グローバリズムに対抗するには、独自の考え方がなくてはならない。単なる謀略論で語るのではなく、もっと深い思想的な視座が求められるのである。
京都学派の高山岩男の『世界史の哲学』では、それが何であるかを明確に述べている。とくに高山が主張しているのは、美一つにしても無自覚な世界一元論から判断してはならないということである。鬱蒼たる樹木がないギリシャにおいては、パルテノンはその景観に完全に調和するが、それは鬱蒼たる樹木が多く、霞や靄の立ち込める日本の土地では、白木づくりに神社建築が崇高な感情を喚起することを指摘している。

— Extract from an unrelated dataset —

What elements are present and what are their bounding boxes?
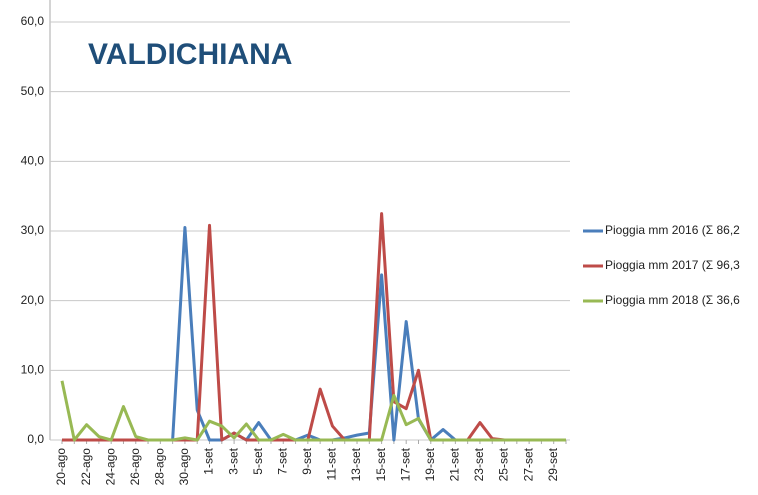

しかし、ヘーゲルの研究家であった高山は、風土性にだけ注目したのではなかった。人間の主体的自発性は歴史的であることから、時代性を抜きにしては、物事の本質をつかむことができないことを熟知していた。
「環境と主体との十全なる合一、自然と環境との呼応的合致にも、歴史的変遷は存する。芸術の様式や理想美にも時代性が存するように、文化にも凡て時代性が存している。そのときは時代の秘かな要求と地理的環境の呼応的合致として、各時代には『神に直接せる』絶対的なものが成立するのである。永遠の価値を有するものは時代性を離れたところにあるのではない。時代性の中に却って永遠の今に接する絶対的なものがあるのである。絶対的な理想的完成は地域性や民族性を離れた知的普遍性に存するものではない。各地域の特殊な民族文化の中に、却って絶対的な理想的感性が存するのである」
日本的な特殊性を個性として見ることができない、戦後の進歩的文化人が世に跳梁跋扈する以前の昭和17年の時点で、反グローバリズムの立場から持論を述べていたのである。
そして、高山はヨーロッパの近代が破綻し「自由競争は必然的に弱肉強食による不平等の権力的事実をもたらした」ことを問題視した。そこで東洋や日本の使命として、欧米的な価値観を突き抜ける「道義的生命の力を発揚し、以て新しい生命の世界を建設する」というプロパガンダを掲げたのである。